Saturday, July 29, 2017

Organized Retail Crime

Boxes of razors, shoved down someone's pants. Thousands of dollars in Lululemon yoga apparel, grabbed from a store in the middle of the night while alarms blare. This is the world of organized retail crime, a crime that is costing Canadian businesses billions each year. Organized groups are systematically stripping stores of targeted items and reselling it for huge profits. But these thieves aren't going after electronics or jewelry, something most people commonly associate with smash and grabs.
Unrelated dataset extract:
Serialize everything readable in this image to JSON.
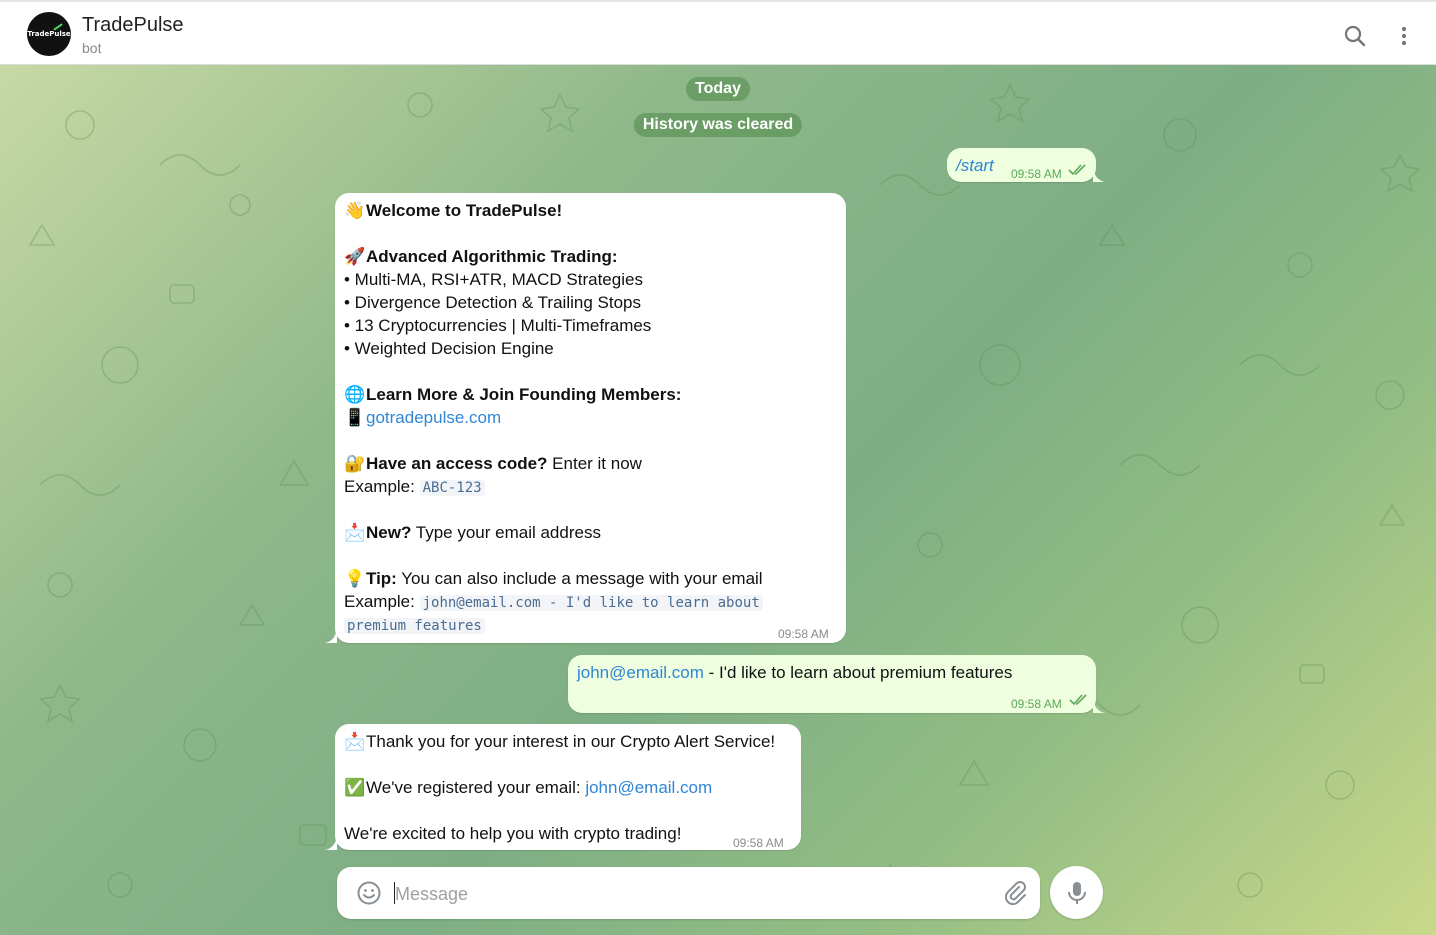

Instead, they're pilfering things like cologne, baby formula and clothes.
From a bland Toronto office filled with television monitors, Sean Sportun keeps an eye on 560 Mac’s stores in Canada. The live video streams randomly from the locations. he loads a recorded clip. It shows a slim woman in a head scarf, sweater and floor-length skirt, sneaking into the back room of a Mac’s. The store’s walk-in safe is open and the woman heads straight for it. She stuffs merchandise into laundry-sized bags concealed beneath her skirt. The bags are latched onto a belt around her waist. There is a name for her garment: It’s called a booster skirt.
After stuffing the bags to capacity, she hobbles out of the backroom. She is no longer slim. Her skirt has ballooned out and she knocks merchandise onto the floor in her wake. Stepping out of the back room, she is engulfed by accomplices who shield her from view of the lone clerk as they exit. Total take: $30,000 of tobacco products in five minutes.

Thieves use a variety of methods, but most of them involve an element of distraction. They also use specially lined bags to defeat store security alarms. They use props, including wheelchairs and even costumes. They rely on ruses, like walking out the door beside a customer who appears honest.
When the alarm goes off, the honest customer stops and looks around. The thief keeps moving, into a waiting car or busy crowd. Stolen goods are sold at pop-up events, warehouse sales, flea markets and low-income malls in neighbourhoods where people are trying to make ends meet, they won’t ask questions. Stolen goods may also show up mixed among legitimate goods at convenience stores and discount stores.

The three-man anti-fencing unit at Vancouver Police Department (VPD) has taken down 53 fencing operations in three years, shutting down underground stores where goods from Aritzia, Costco, the Gap, Holt Renfrew and Sport Chek, among others, were being sold at half price.